L’œuvre complète du cinéaste géorgien, dont il a lui-même supervisé la restauration avant son décès en décembre 2023, est mise à l’honneur dans un précieux coffret.
Dans la chasse aux papillons (1992), le fantôme d’un officier russe fumeur revient rendre visite à sa veuve endormie et lui laisse une cigarette. Le fantôme était Iosseliani, et un an après sa mort en décembre 2023, le voici qui dépose sous notre sapin ce précieux coffret Blu-ray, accompagné de son œuvre dont il a pu superviser la restauration. Iosseliani, cinéaste géorgien, burlesque minimaliste, poète pince-sans-rire, observateur espiègle et inventif de ses contemporains, en fiction comme en documentaire, dans son pays ou en France et corps comique lui-même (évidemment de le voir chevaucher un appartement à vélo en regardant furtivement Sept Pièces pour le cinéma noir et blanc, en 1982). Un cinéma sur les questions essentielles du cinéma, de l’humour et de la science : le - et la gravité. Un cinéma discrètement alcoolisé comme celui de son confrère Kaurismäki, mais qui n’a jamais eu de mauvais vin. Aquarelle (1958), son film d’étudiant, plante le décor de ce monde égalitaire (un couple de prolétaires se dispute et se réconcilie dans un musée, en proie au choc esthétique devant les tableaux), entre bourgeois et pauvres, entre son et musique (on ne soulève jamais notre voix pour quoi que ce soit chez Iosseliani, nous respectons le silence). Le cinéaste célèbre son pays et sa culture (Vieilles chansons géorgiennes, en 1969, célébration silencieuse du chant polyphonique local), mais sa discrète subversion lui attire les foudres des censeurs soviétiques, rendant notamment invisible son premier chef-d’œuvre. Il était une fois un merle chantant (1970), plus dolce vita italienne que réaliste communiste, où trente-six heures dans la vie d’un percussionniste courant et rêveur, à contre-courant de tout – du - et du système.
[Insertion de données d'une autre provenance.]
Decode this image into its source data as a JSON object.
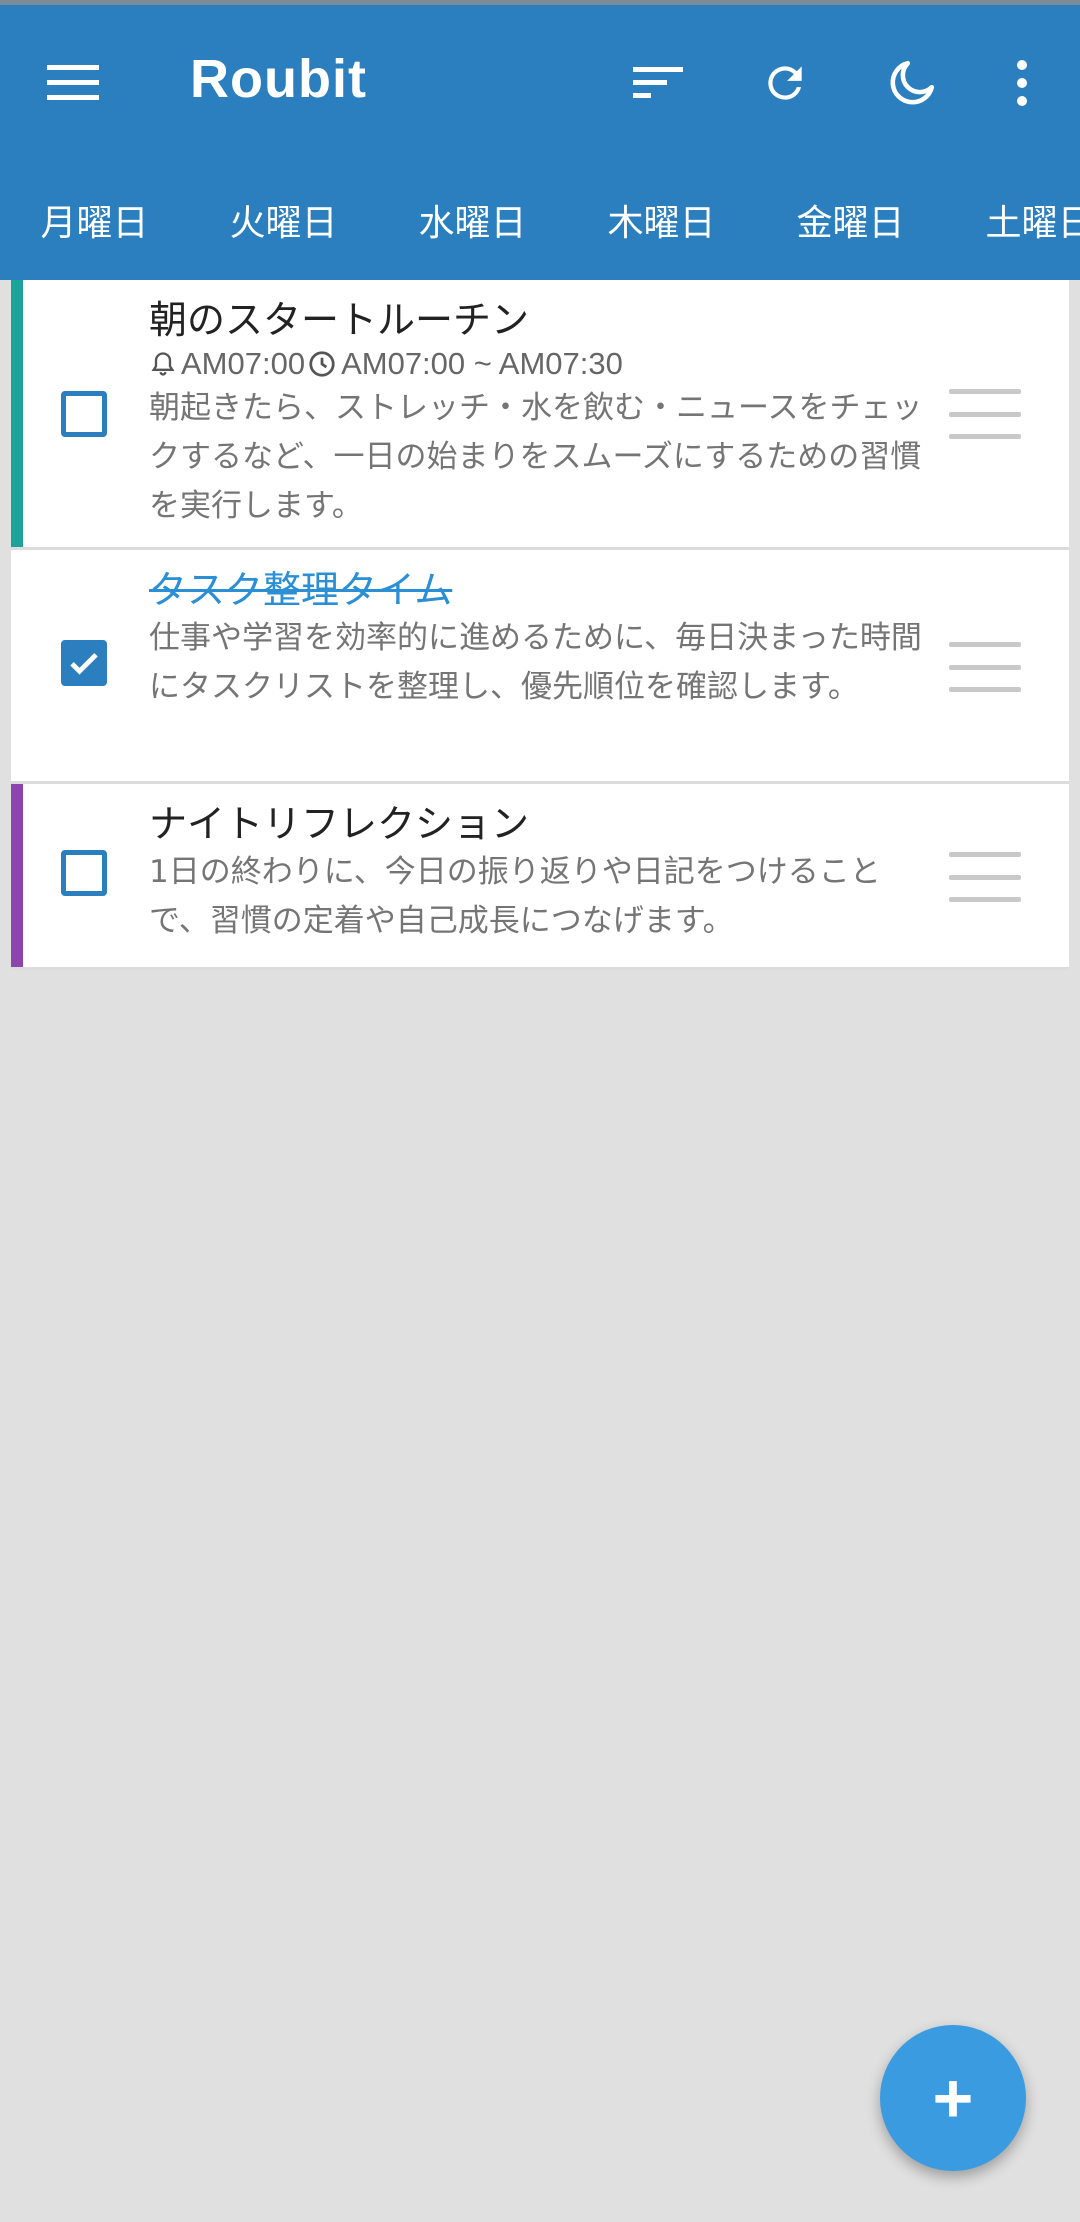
{
  "app": {
    "title": "Roubit",
    "bar_color": "#2b7fbf"
  },
  "toolbar": {
    "icons": [
      "menu-icon",
      "sort-icon",
      "refresh-icon",
      "moon-icon",
      "more-vert-icon"
    ]
  },
  "tabs": [
    {
      "label": "月曜日",
      "active": false
    },
    {
      "label": "火曜日",
      "active": false
    },
    {
      "label": "水曜日",
      "active": true
    },
    {
      "label": "木曜日",
      "active": false
    },
    {
      "label": "金曜日",
      "active": false
    },
    {
      "label": "土曜日",
      "active": false
    }
  ],
  "tasks": [
    {
      "title": "朝のスタートルーチン",
      "checked": false,
      "stripe_color": "#1aa39a",
      "alarm": "AM07:00",
      "time_range": "AM07:00 ~ AM07:30",
      "description": "朝起きたら、ストレッチ・水を飲む・ニュースをチェックするなど、一日の始まりをスムーズにするための習慣を実行します。"
    },
    {
      "title": "タスク整理タイム",
      "checked": true,
      "stripe_color": "",
      "description": "仕事や学習を効率的に進めるために、毎日決まった時間にタスクリストを整理し、優先順位を確認します。"
    },
    {
      "title": "ナイトリフレクション",
      "checked": false,
      "stripe_color": "#8e44ad",
      "description": "1日の終わりに、今日の振り返りや日記をつけることで、習慣の定着や自己成長につなげます。"
    }
  ],
  "fab": {
    "label": "+",
    "color": "#3a9be0"
  }
}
Contraint à l’exil, Iosseliani choisit, à la fin des années 1970, de s’installer en France, patrie des Films de Marcel Carné qu’il chérit. Cela lui permet d’élargir ses possibilités (filmer la culture basque en Pays Basque, en 1983, et les moines de Un petit monastère en Toscane, en 1988, comme pour mieux retrouver les échos nostalgiques de sa Géorgie), mais sans jamais rétrécir sa moralité (l’étonnant Et la lumière était, en 1989, tourné dans un village sénégalais, mais où le cinéaste a préféré les coffrets muets aux sous-titres pour ne pas distraire le spectateur). Ses films « français », peu de stars mais riches en amis, réinventent Paris (les Favoris de la Lune, en 1983, Adieu, plancher de vache ! en 1999), dessinent des croisements et des chutes inévitables (Chantrapas, dans 2010 ; Chanson d’hiver, en 2015), élégamment absurdes, des personnages parce que le « Le drame du monde est l’intersection des désirs ». Face à Tati, contrôleur méticuleux du trafic comique de ses personnages, Iosseliani a filmé avec une fausse nonchalance mais la vraie précision d’un ancien étudiant en mathématiques et en musique – il faut le voir à l’œuvre sur le making-of de lundi matin (2002), se plaignant de devoir aller travailler, mais concentré sur le décor. Alors que tous les regards sont tournés vers son pays, nous devons revoir son Seul, Géorgie (1994), long documentaire télévisé sur les deux mille ans d’histoire de son pays natal. Et Jardins en automne (2006), déclin et renaissance par la paresse d’un ministre, à l’heure où on se demande si on aura de la neige et un gouvernement pour Noël.